Julius Caesar...Coolidge and Family

In observance of the Ides of March, here is an old offering from the Coolidge family album: a photo of Julius Caesar Coolidge (far left) as a boy, the President’s uncle, taken with his family: father, Calvin Galusha; mother, Almeda Brewer; and brother, John Calvin (far right). While Calvin Coolidge never met Julius, who died two years before the future President was born, he experienced much the same mixture of joy and sorrow, play and hard work of which Calvin later summarized from his own experience:

“It would be hard to imagine better surroundings for the development of a boy than those which I had. While a wider breadth of training and knowledge could have been presented to me, there was a daily contact with many new ideas, and the mind was given sufficient opportunity thoroughly to digest all that came to it. Country life does not always have breadth, but it has depth. It is neither artificial nor superficial, but is kept close to the realities” (The Autobiography, p.33).

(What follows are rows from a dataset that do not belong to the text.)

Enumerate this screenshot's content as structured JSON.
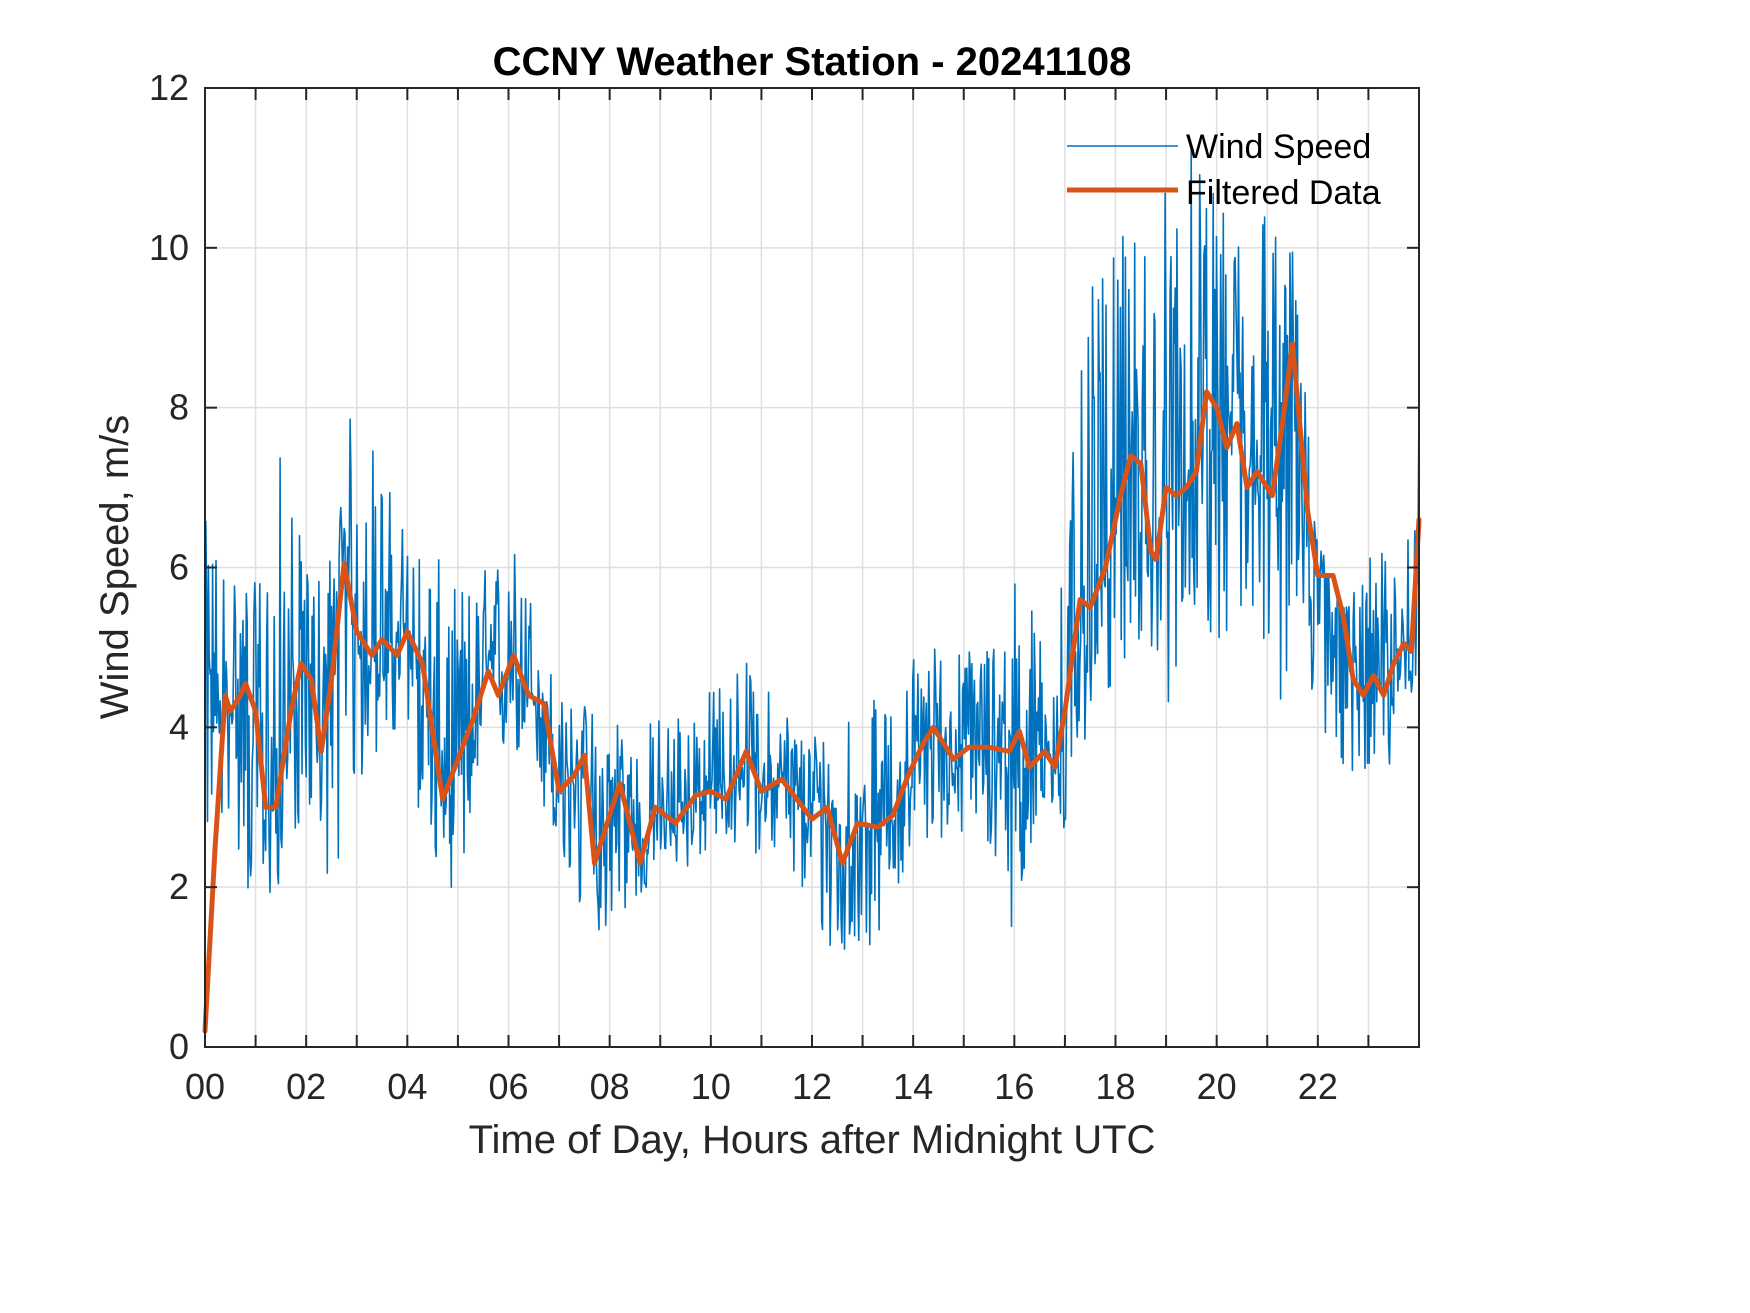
{
  "chart_data": {
    "type": "line",
    "title": "CCNY Weather Station - 20241108",
    "xlabel": "Time of Day, Hours after Midnight UTC",
    "ylabel": "Wind Speed, m/s",
    "xlim": [
      0,
      24
    ],
    "ylim": [
      0,
      12
    ],
    "grid": true,
    "legend_position": "top-right",
    "x_ticks": [
      0,
      2,
      4,
      6,
      8,
      10,
      12,
      14,
      16,
      18,
      20,
      22
    ],
    "x_tick_labels": [
      "00",
      "02",
      "04",
      "06",
      "08",
      "10",
      "12",
      "14",
      "16",
      "18",
      "20",
      "22"
    ],
    "x_minor_ticks": [
      1,
      3,
      5,
      7,
      9,
      11,
      13,
      15,
      17,
      19,
      21,
      23
    ],
    "y_ticks": [
      0,
      2,
      4,
      6,
      8,
      10,
      12
    ],
    "y_tick_labels": [
      "0",
      "2",
      "4",
      "6",
      "8",
      "10",
      "12"
    ],
    "colors": {
      "wind_speed": "#0072BD",
      "filtered": "#D95319",
      "axis": "#262626",
      "grid": "#DFDFDF"
    },
    "series": [
      {
        "name": "Wind Speed",
        "style": "thin-line",
        "description": "High-frequency raw samples; values given as the local band (low, high) around the filtered trend per sampled hour",
        "envelope": {
          "x": [
            0.0,
            0.5,
            1.0,
            1.5,
            2.0,
            2.5,
            3.0,
            3.5,
            4.0,
            4.5,
            5.0,
            5.5,
            6.0,
            6.5,
            7.0,
            7.5,
            8.0,
            8.5,
            9.0,
            9.5,
            10.0,
            10.5,
            11.0,
            11.5,
            12.0,
            12.5,
            13.0,
            13.5,
            14.0,
            14.5,
            15.0,
            15.5,
            16.0,
            16.5,
            17.0,
            17.5,
            18.0,
            18.5,
            19.0,
            19.5,
            20.0,
            20.5,
            21.0,
            21.5,
            22.0,
            22.5,
            23.0,
            23.5,
            24.0
          ],
          "low": [
            2.4,
            2.9,
            1.2,
            2.1,
            2.9,
            2.0,
            3.0,
            3.8,
            3.5,
            2.2,
            1.9,
            3.0,
            3.7,
            3.3,
            2.0,
            1.3,
            1.5,
            1.7,
            2.2,
            2.2,
            2.4,
            2.5,
            2.4,
            2.3,
            1.4,
            0.9,
            1.0,
            1.7,
            2.4,
            2.6,
            2.6,
            2.3,
            1.4,
            2.5,
            2.4,
            4.0,
            4.5,
            5.0,
            4.1,
            5.5,
            5.0,
            5.0,
            4.5,
            4.0,
            4.0,
            3.3,
            3.5,
            3.3,
            4.5
          ],
          "high": [
            6.6,
            6.3,
            5.8,
            7.6,
            6.0,
            6.3,
            8.5,
            7.3,
            6.5,
            6.2,
            5.8,
            6.0,
            6.5,
            5.7,
            4.4,
            4.3,
            4.4,
            4.0,
            4.2,
            4.4,
            4.5,
            5.0,
            4.6,
            4.3,
            4.0,
            4.4,
            4.5,
            4.2,
            5.0,
            5.1,
            5.0,
            5.3,
            6.0,
            5.4,
            6.5,
            9.5,
            10.0,
            10.5,
            11.0,
            11.3,
            10.6,
            10.5,
            11.0,
            10.0,
            6.5,
            5.5,
            6.2,
            6.3,
            8.1
          ]
        },
        "max_value": 11.3,
        "max_at_hour": 19.5
      },
      {
        "name": "Filtered Data",
        "style": "thick-line",
        "x": [
          0.0,
          0.2,
          0.4,
          0.5,
          0.7,
          0.8,
          1.0,
          1.2,
          1.4,
          1.7,
          1.9,
          2.1,
          2.3,
          2.5,
          2.75,
          3.0,
          3.3,
          3.5,
          3.8,
          4.0,
          4.3,
          4.7,
          5.0,
          5.3,
          5.6,
          5.8,
          6.1,
          6.4,
          6.7,
          7.0,
          7.3,
          7.5,
          7.7,
          8.2,
          8.6,
          8.9,
          9.3,
          9.7,
          10.0,
          10.3,
          10.7,
          11.0,
          11.4,
          11.7,
          12.0,
          12.3,
          12.6,
          12.9,
          13.3,
          13.6,
          13.9,
          14.2,
          14.4,
          14.8,
          15.1,
          15.5,
          15.9,
          16.1,
          16.3,
          16.6,
          16.8,
          17.0,
          17.3,
          17.5,
          17.8,
          18.1,
          18.3,
          18.5,
          18.7,
          18.8,
          19.0,
          19.2,
          19.4,
          19.6,
          19.8,
          20.0,
          20.2,
          20.4,
          20.6,
          20.8,
          21.1,
          21.3,
          21.5,
          21.8,
          22.0,
          22.3,
          22.5,
          22.7,
          22.9,
          23.1,
          23.3,
          23.5,
          23.7,
          23.85,
          24.0
        ],
        "values": [
          0.2,
          2.5,
          4.4,
          4.2,
          4.4,
          4.55,
          4.2,
          3.0,
          3.0,
          4.2,
          4.8,
          4.6,
          3.7,
          4.6,
          6.05,
          5.2,
          4.9,
          5.1,
          4.9,
          5.2,
          4.8,
          3.1,
          3.6,
          4.1,
          4.7,
          4.4,
          4.9,
          4.4,
          4.3,
          3.2,
          3.4,
          3.65,
          2.3,
          3.3,
          2.3,
          3.0,
          2.8,
          3.15,
          3.2,
          3.1,
          3.7,
          3.2,
          3.35,
          3.1,
          2.85,
          3.0,
          2.3,
          2.8,
          2.75,
          2.9,
          3.4,
          3.8,
          4.0,
          3.6,
          3.75,
          3.75,
          3.7,
          3.95,
          3.5,
          3.7,
          3.5,
          4.2,
          5.6,
          5.5,
          6.0,
          6.9,
          7.4,
          7.3,
          6.2,
          6.1,
          7.0,
          6.9,
          7.0,
          7.2,
          8.2,
          8.0,
          7.5,
          7.8,
          7.0,
          7.2,
          6.9,
          7.8,
          8.8,
          6.7,
          5.9,
          5.9,
          5.4,
          4.6,
          4.4,
          4.65,
          4.4,
          4.8,
          5.05,
          4.95,
          6.6
        ]
      }
    ],
    "legend": [
      {
        "label": "Wind Speed",
        "series": 0
      },
      {
        "label": "Filtered Data",
        "series": 1
      }
    ]
  }
}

Like many families of the early nineteenth century, the courageous deeds of heroes from antiquity intermixed with the unshakeable convictions of religious heroes from the Reformation and Great Awakening to be perpetuated in the choice of names for babies born to those early pioneers of Vermont and beyond. What better way to evoke great things for new lives than to name one for the brave conqueror and another for the stalwart reformer?